Rapidement, je lui envoie un message. Sa réponse ne tarde pas : il arrive dans la matinée et me rejoindra au Passe-Temps. Dans quel état vais-je le retrouver ? Je décide de l'appeler. Sa voix matinale, grave et profonde, me répond presque instantanément.

— Tu as dormi ? m'enquiers-je d'une voix douce.

— Je crois, et toi ?

— Après ton appel, je me suis endormie comme un bébé, avoué-je.

— J'aurais aimé voir ça... J'arrive bientôt, OK ?

— Je t'attends.

Plus légère après l'avoir entendu, je raccroche. Il m'a paru plutôt bien, moins tendu que la veille.

Étant en avance, j'en profite pour déjeuner tranquillement, sur la terrasse du Passe-Temps. J'espère sincèrement qu'Ayden ressortira moins torturé de ce repas. Il a besoin de réponses et surtout, qu'on le rassure.

Les clients arrivent chacun à leur heure quotidienne, prenant leur table et commande habituelle. Ils ont tous leur routine bien à eux, cela me convient parfaitement.

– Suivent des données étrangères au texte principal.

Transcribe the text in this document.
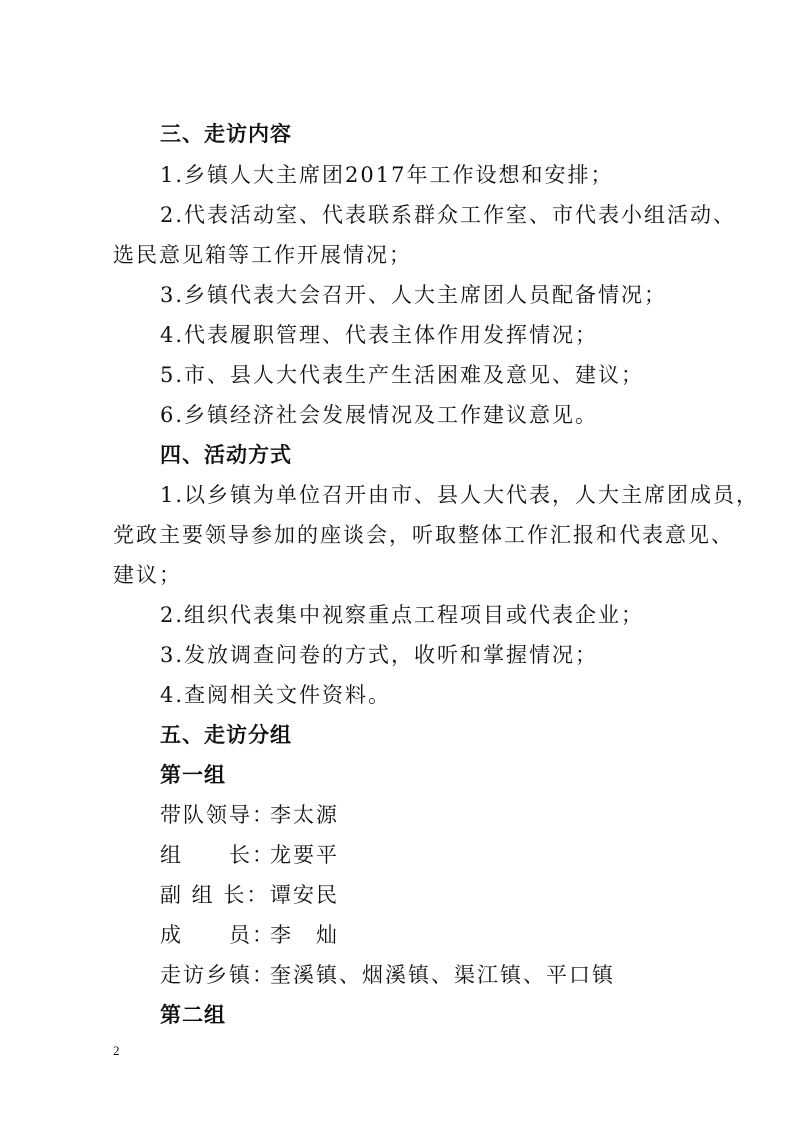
三、走访内容
1.乡镇人大主席团2017年工作设想和安排；
2.代表活动室、代表联系群众工作室、市代表小组活动、
选民意见箱等工作开展情况；
3.乡镇代表大会召开、人大主席团人员配备情况；
4.代表履职管理、代表主体作用发挥情况；
5.市、县人大代表生产生活困难及意见、建议；
6.乡镇经济社会发展情况及工作建议意见。
四、活动方式
1.以乡镇为单位召开由市、县人大代表，人大主席团成员，
党政主要领导参加的座谈会，听取整体工作汇报和代表意见、
建议；
2.组织代表集中视察重点工程项目或代表企业；
3.发放调查问卷的方式，收听和掌握情况；
4.查阅相关文件资料。
五、走访分组
第一组
带队领导：李太源
组　　长：龙要平
副 组 长：谭安民
成　　员：李　灿
走访乡镇：奎溪镇、烟溪镇、渠江镇、平口镇
第二组
2
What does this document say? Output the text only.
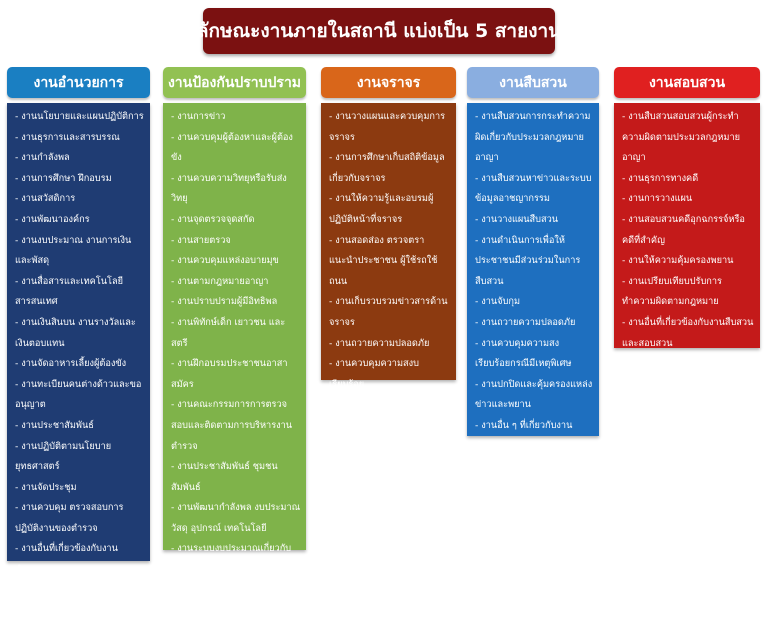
ลักษณะงานภายในสถานี แบ่งเป็น 5 สายงาน
งานอำนวยการ
- งานนโยบายและแผนปฏิบัติการ
- งานธุรการและสารบรรณ
- งานกำลังพล
- งานการศึกษา ฝึกอบรม
- งานสวัสดิการ
- งานพัฒนาองค์กร
- งานงบประมาณ งานการเงินและพัสดุ
- งานสื่อสารและเทคโนโลยีสารสนเทศ
- งานเงินสินบน งานรางวัลและเงินตอบแทน
- งานจัดอาหารเลี้ยงผู้ต้องขัง
- งานทะเบียนคนต่างด้าวและขออนุญาต
- งานประชาสัมพันธ์
- งานปฏิบัติตามนโยบายยุทธศาสตร์
- งานจัดประชุม
- งานควบคุม ตรวจสอบการปฏิบัติงานของตำรวจ
- งานอื่นที่เกี่ยวข้องกับงานอำนวยการ
งานป้องกันปราบปราม
- งานการข่าว
- งานควบคุมผู้ต้องหาและผู้ต้องขัง
- งานควบความวิทยุหรือรับส่งวิทยุ
- งานจุดตรวจจุดสกัด
- งานสายตรวจ
- งานควบคุมแหล่งอบายมุข
- งานตามกฎหมายอาญา
- งานปราบปรามผู้มีอิทธิพล
- งานพิทักษ์เด็ก เยาวชน และสตรี
- งานฝึกอบรมประชาชนอาสาสมัคร
- งานคณะกรรมการการตรวจสอบและติดตามการบริหารงานตำรวจ
- งานประชาสัมพันธ์ ชุมชนสัมพันธ์
- งานพัฒนากำลังพล งบประมาณวัสดุ อุปกรณ์ เทคโนโลยี
- งานระบบงบประมาณเกี่ยวกับงานป้องกันปราบปราม
- งานถวายความปลอดภัย
- งานควบคุมความสงบเรียบร้อย
- งานอื่นที่เกี่ยวกับงานป้องกัน
งานจราจร
- งานวางแผนและควบคุมการจราจร
- งานการศึกษาเก็บสถิติข้อมูลเกี่ยวกับจราจร
- งานให้ความรู้และอบรมผู้ปฏิบัติหน้าที่จราจร
- งานสอดส่อง ตรวจตราแนะนำประชาชน ผู้ใช้รถใช้ถนน
- งานเก็บรวบรวมข่าวสารด้านจราจร
- งานถวายความปลอดภัย
- งานควบคุมความสงบเรียบร้อย
- งานอื่นๆที่เกี่ยวข้องกับงาน
งานสืบสวน
- งานสืบสวนการกระทำความผิดเกี่ยวกับประมวลกฎหมายอาญา
- งานสืบสวนหาข่าวและระบบข้อมูลอาชญากรรม
- งานวางแผนสืบสวน
- งานดำเนินการเพื่อให้ประชาชนมีส่วนร่วมในการสืบสวน
- งานจับกุม
- งานถวายความปลอดภัย
- งานควบคุมความสงเรียบร้อยกรณีมีเหตุพิเศษ
- งานปกปิดและคุ้มครองแหล่งข่าวและพยาน
- งานอื่น ๆ ที่เกี่ยวกับงานสืบสวน
งานสอบสวน
- งานสืบสวนสอบสวนผู้กระทำความผิดตามประมวลกฎหมายอาญา
- งานธุรการทางคดี
- งานการวางแผน
- งานสอบสวนคดีอุกฉกรรจ์หรือคดีที่สำคัญ
- งานให้ความคุ้มครองพยาน
- งานเปรียบเทียบปรับการทำความผิดตามกฎหมาย
- งานอื่นที่เกี่ยวข้องกับงานสืบสวนและสอบสวน
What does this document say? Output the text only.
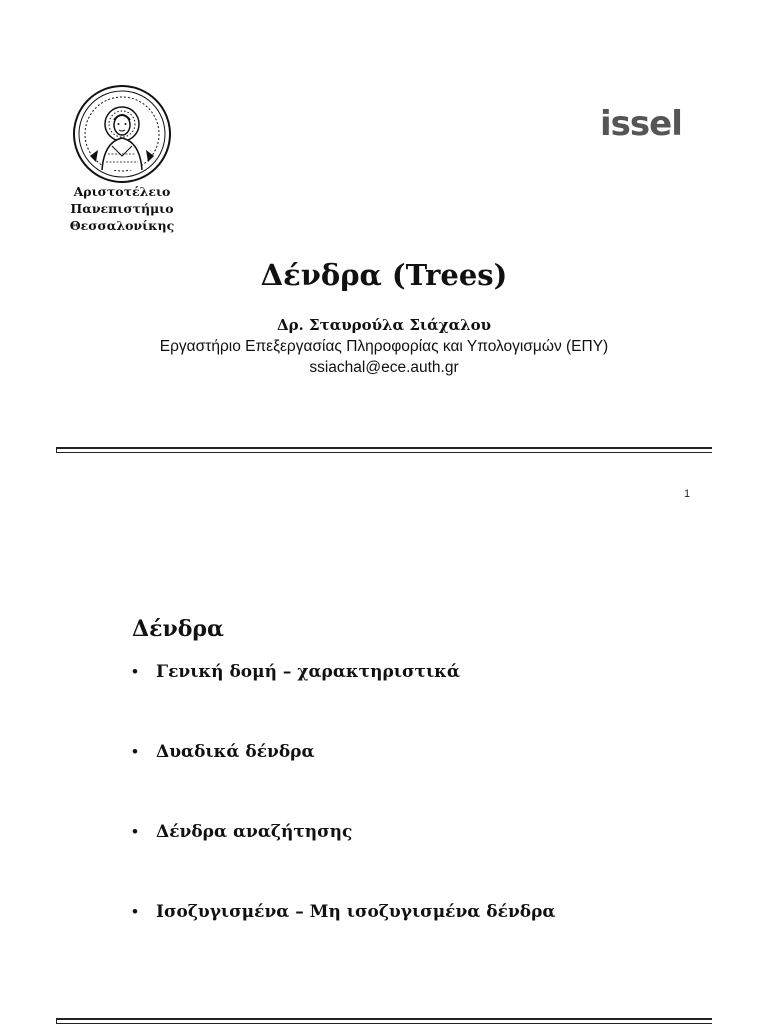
Αριστοτέλειο
Πανεπιστήμιο
Θεσσαλονίκης
issel
Δένδρα (Trees)
Δρ. Σταυρούλα Σιάχαλου
Εργαστήριο Επεξεργασίας Πληροφορίας και Υπολογισμών (ΕΠΥ)
ssiachal@ece.auth.gr
1
Δένδρα
•	Γενική δομή – χαρακτηριστικά
•	Δυαδικά δένδρα
•	Δένδρα αναζήτησης
•	Ισοζυγισμένα – Μη ισοζυγισμένα δένδρα
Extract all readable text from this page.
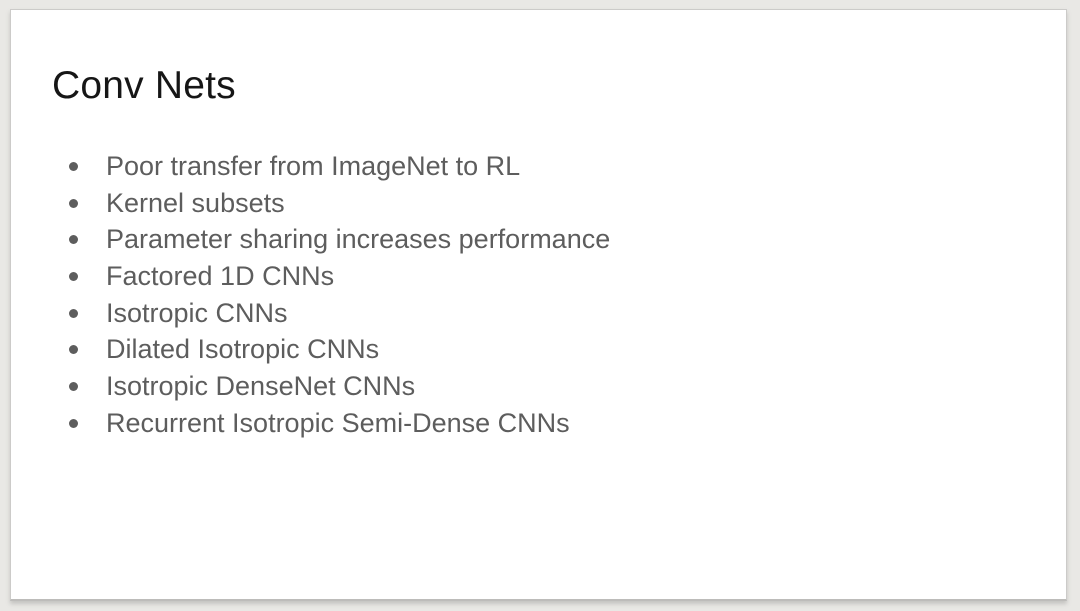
Conv Nets
Poor transfer from ImageNet to RL
Kernel subsets
Parameter sharing increases performance
Factored 1D CNNs
Isotropic CNNs
Dilated Isotropic CNNs
Isotropic DenseNet CNNs
Recurrent Isotropic Semi-Dense CNNs
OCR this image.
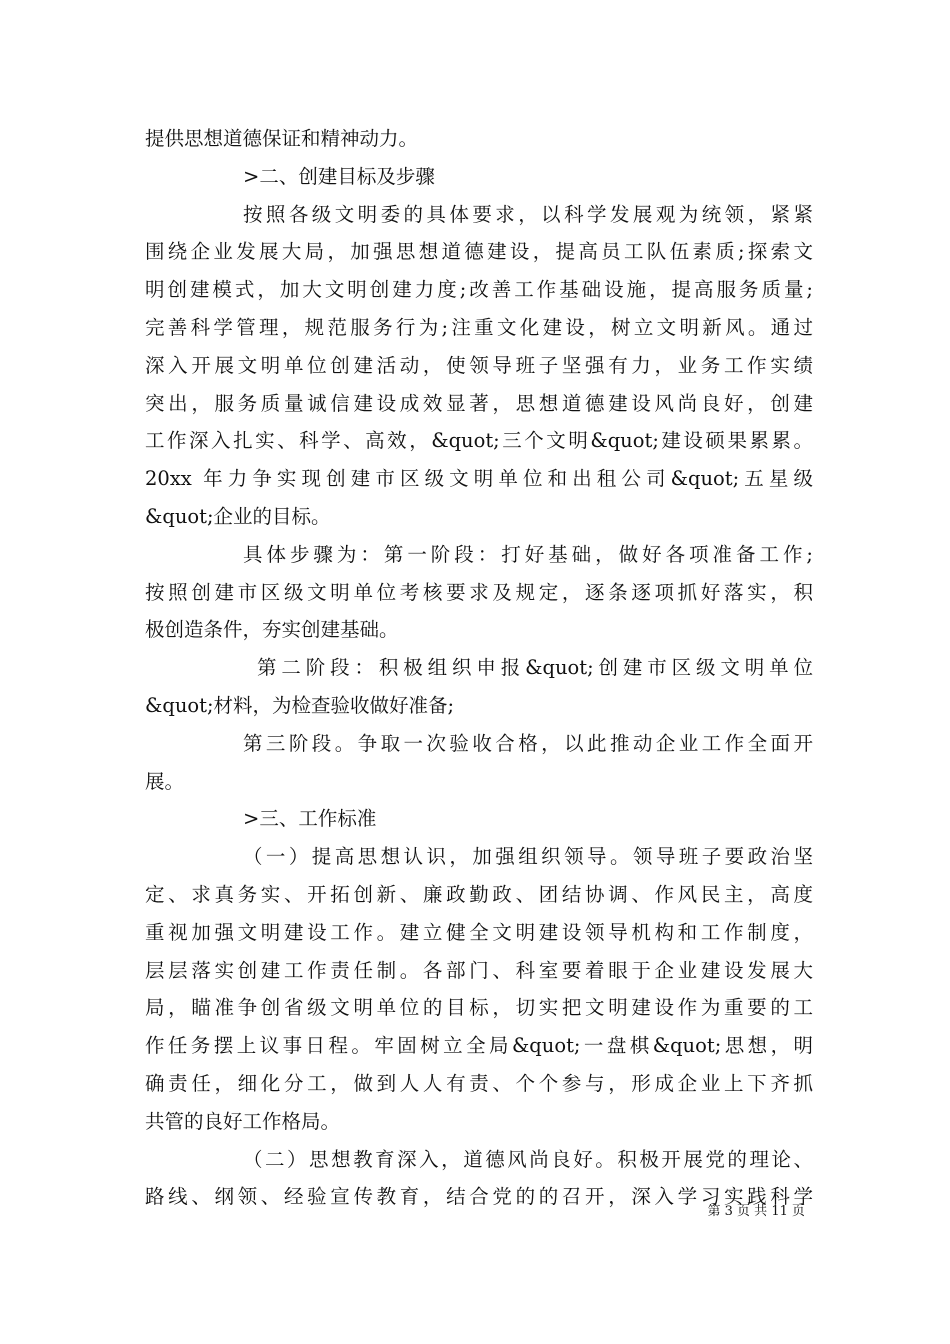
提供思想道德保证和精神动力。
>二、创建目标及步骤
按照各级文明委的具体要求，以科学发展观为统领，紧紧
围绕企业发展大局，加强思想道德建设，提高员工队伍素质;探索文
明创建模式，加大文明创建力度;改善工作基础设施，提高服务质量;
完善科学管理，规范服务行为;注重文化建设，树立文明新风。通过
深入开展文明单位创建活动，使领导班子坚强有力，业务工作实绩
突出，服务质量诚信建设成效显著，思想道德建设风尚良好，创建
工作深入扎实、科学、高效，&quot;三个文明&quot;建设硕果累累。
20xx 年力争实现创建市区级文明单位和出租公司&quot;五星级
&quot;企业的目标。
具体步骤为：第一阶段：打好基础，做好各项准备工作;
按照创建市区级文明单位考核要求及规定，逐条逐项抓好落实，积
极创造条件，夯实创建基础。
第二阶段：积极组织申报&quot;创建市区级文明单位
&quot;材料，为检查验收做好准备;
第三阶段。争取一次验收合格，以此推动企业工作全面开
展。
>三、工作标准
（一）提高思想认识，加强组织领导。领导班子要政治坚
定、求真务实、开拓创新、廉政勤政、团结协调、作风民主，高度
重视加强文明建设工作。建立健全文明建设领导机构和工作制度，
层层落实创建工作责任制。各部门、科室要着眼于企业建设发展大
局，瞄准争创省级文明单位的目标，切实把文明建设作为重要的工
作任务摆上议事日程。牢固树立全局&quot;一盘棋&quot;思想，明
确责任，细化分工，做到人人有责、个个参与，形成企业上下齐抓
共管的良好工作格局。
（二）思想教育深入，道德风尚良好。积极开展党的理论、
路线、纲领、经验宣传教育，结合党的的召开，深入学习实践科学
第 3 页 共 11 页
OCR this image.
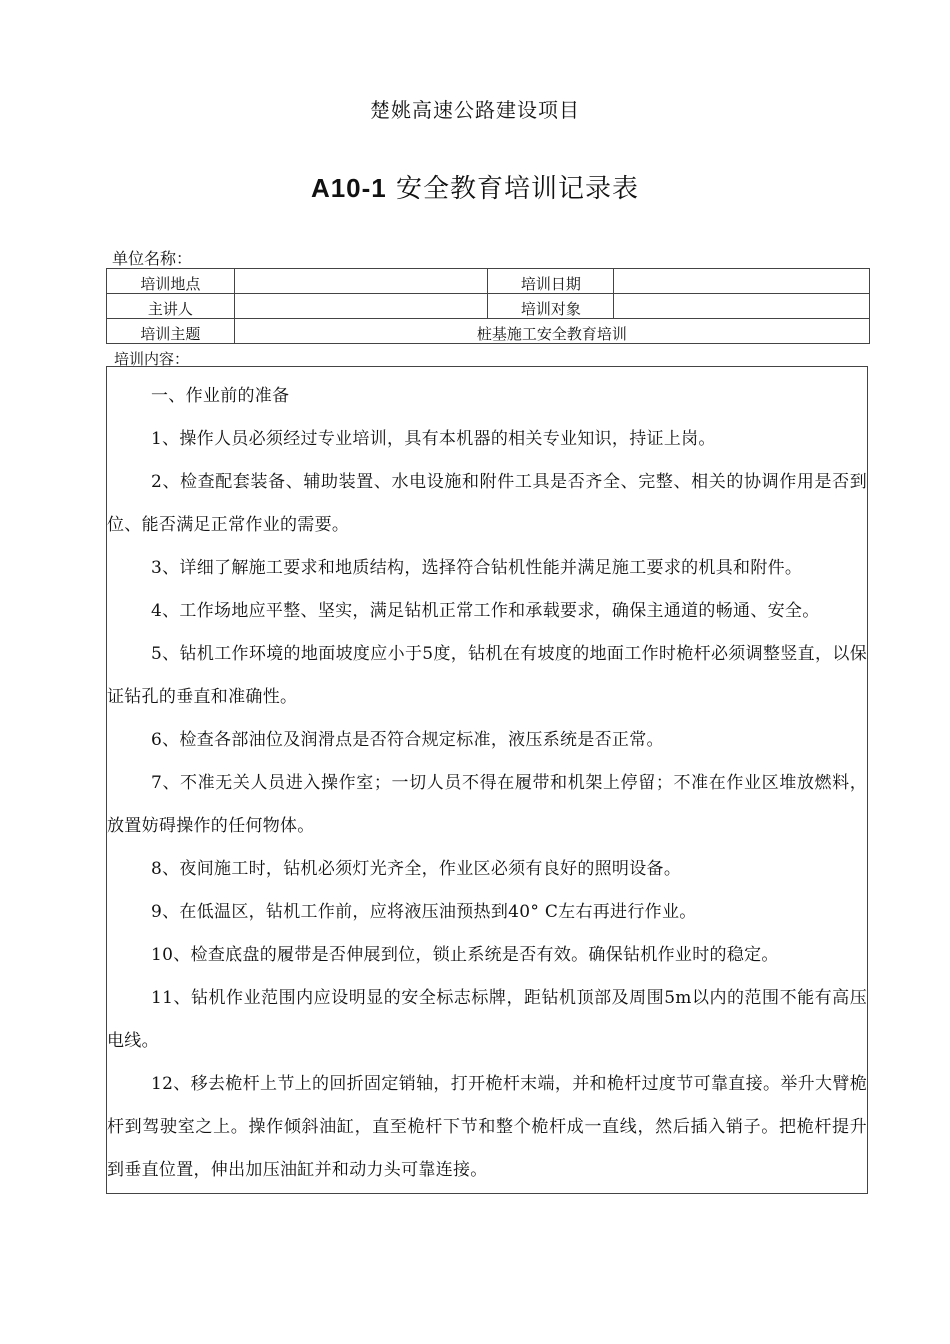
楚姚高速公路建设项目
A10-1 安全教育培训记录表
单位名称：
培训地点		培训日期	
主讲人		培训对象	
培训主题	桩基施工安全教育培训		
培训内容：

一、作业前的准备

1、操作人员必须经过专业培训，具有本机器的相关专业知识，持证上岗。

2、检查配套装备、辅助装置、水电设施和附件工具是否齐全、完整、相关的协调作用是否到位、能否满足正常作业的需要。

3、详细了解施工要求和地质结构，选择符合钻机性能并满足施工要求的机具和附件。

4、工作场地应平整、坚实，满足钻机正常工作和承载要求，确保主通道的畅通、安全。

5、钻机工作环境的地面坡度应小于5度，钻机在有坡度的地面工作时桅杆必须调整竖直，以保证钻孔的垂直和准确性。

6、检查各部油位及润滑点是否符合规定标准，液压系统是否正常。

7、不准无关人员进入操作室；一切人员不得在履带和机架上停留；不准在作业区堆放燃料，放置妨碍操作的任何物体。

8、夜间施工时，钻机必须灯光齐全，作业区必须有良好的照明设备。

9、在低温区，钻机工作前，应将液压油预热到40° C左右再进行作业。

10、检查底盘的履带是否伸展到位，锁止系统是否有效。确保钻机作业时的稳定。

11、钻机作业范围内应设明显的安全标志标牌，距钻机顶部及周围5m以内的范围不能有高压电线。

12、移去桅杆上节上的回折固定销轴，打开桅杆末端，并和桅杆过度节可靠直接。举升大臂桅杆到驾驶室之上。操作倾斜油缸，直至桅杆下节和整个桅杆成一直线，然后插入销子。把桅杆提升到垂直位置，伸出加压油缸并和动力头可靠连接。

Je sifflote tout en vagabondant entre les tables. Au moment où je reviens au comptoir, j'aperçois un homme, de dos, qui se prépare un café.

— Fais comme chez toi surtout.

Ses yeux bleus me surplombent. Une tasse fumante à la main, il s'assied sur un tabouret, prêt à me parler. Alors que je m'avance vers lui, des personnes entrent. Lui donnant un sourire d'excuse, je vais les accueillir.

— Sur la terrasse ou à l'intérieur ? demandé-je à ces touristes.

— L'extérieur plutôt, répond le père, souriant.

J'entraîne cette petite famille sur une table bien exposée. Les enfants commandent un jus de fruits et une viennoiserie tandis que les adultes restent sur un expresso.

Vivement, j'entre à nouveau, saluant mon petit ami par un baiser furtif.

— Je suis à toi dans quelques minutes, le prévins-je.

— J'ai tout mon temps.

M'empressant de terminer ma tâche, je sors une nouvelle fois.

— Et voilà pour vous.

Je glisse la note sous le pot de sucre et leur souhaite un bon appétit. M'apprêtant à rentrer, je rejoins Ayden. Tranquillement, je m'installe face à lui. Il s'empare doucement de ma main et baisse les yeux sur nos mains liées.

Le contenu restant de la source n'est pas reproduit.